Yaşlı ve gençlerle ayrı kadın ve erkeklerle ayrı ayrı diyaloglar kurarak onlarla sağlıklı bir iletişim sağlıyordu. El çabukluğu ile hastaların bekleme süresini kısa tutmaya çalışıyordu.
Gayretiyle takdir toplayan bir sağlıkçıydı.
‘Hayatımda ilk defa böyle bir sağlıkçıya denk geldim’ desem inanmazsınız belki de…
Gerçekten hayran kaldım ve takdir ettim.
Bu gibi çalışan sağlık çalışanlarına bırakın şiddet uygulamayı kimse söz bile söyleyemez çünkü verdiği hizmet ile şiddete ya da tartışmaya imkan vermiyordu.
Varsa eğer böyle sağlık çalışanlarına fiziki ya da sözlü olarak saldıranlar, en ağır şekilde cezalandırılmasını isteyenlerdenim...
Bu işin başka açıklaması yok…
Gel gelelim diğerlerine;
İşini samimiyetle yapan, dürüstçe yaklaşan, hastalarla empati kuran, tepeden bakmayan kendi taraflarında olan kamuoyu desteğinin arkasına saklanmadan çalışanların her zaman yanındayız…
Ancak bunun tersini yapan ve sıkça karşılaştığımız sağlıkçılar var var.

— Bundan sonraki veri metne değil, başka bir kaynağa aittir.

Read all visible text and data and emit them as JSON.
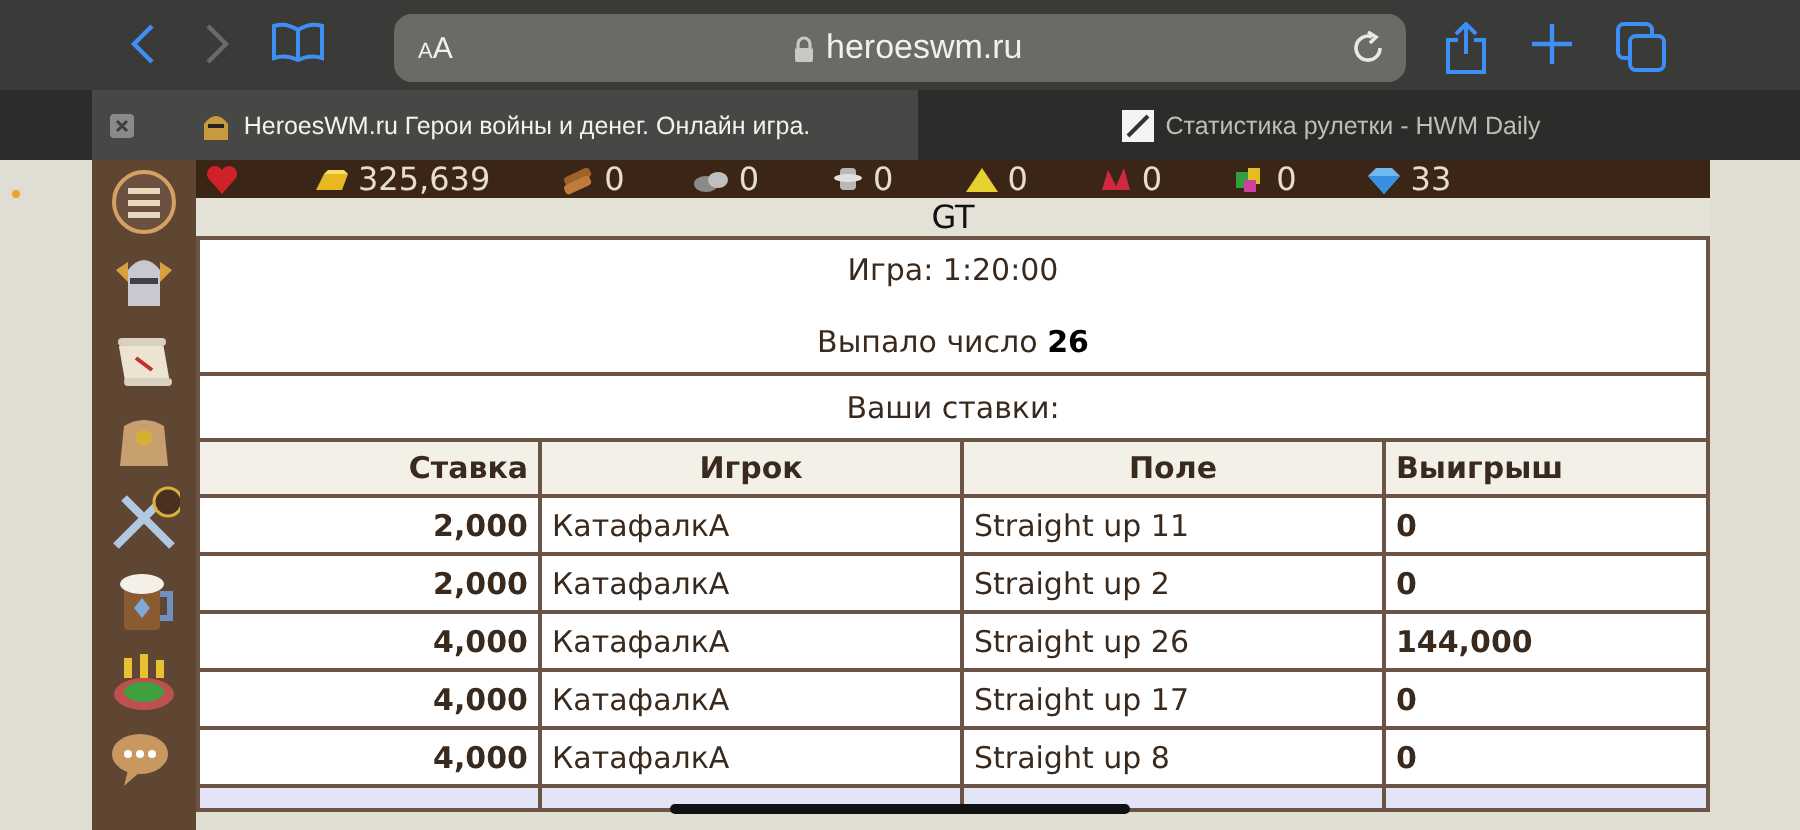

Bu sağlıkçıların tavır ve tutumları gerçek manada çoğu zaman şiddete sebebiyet veriyor.
Sağlıkçıların bu tutumlarını aşırı iş yüküne bağlayanlar olabilir ancak ben bunun samimiyet ev gayretle aşılacağını düşünüyorum.
Hasta olan ve acı çeken birine nasıl yaklaşırsanız o da size öyle yaklaşır.
Hasta haklarına saygı ve sağlıkçılara saygı ayı değerde olmalıdır.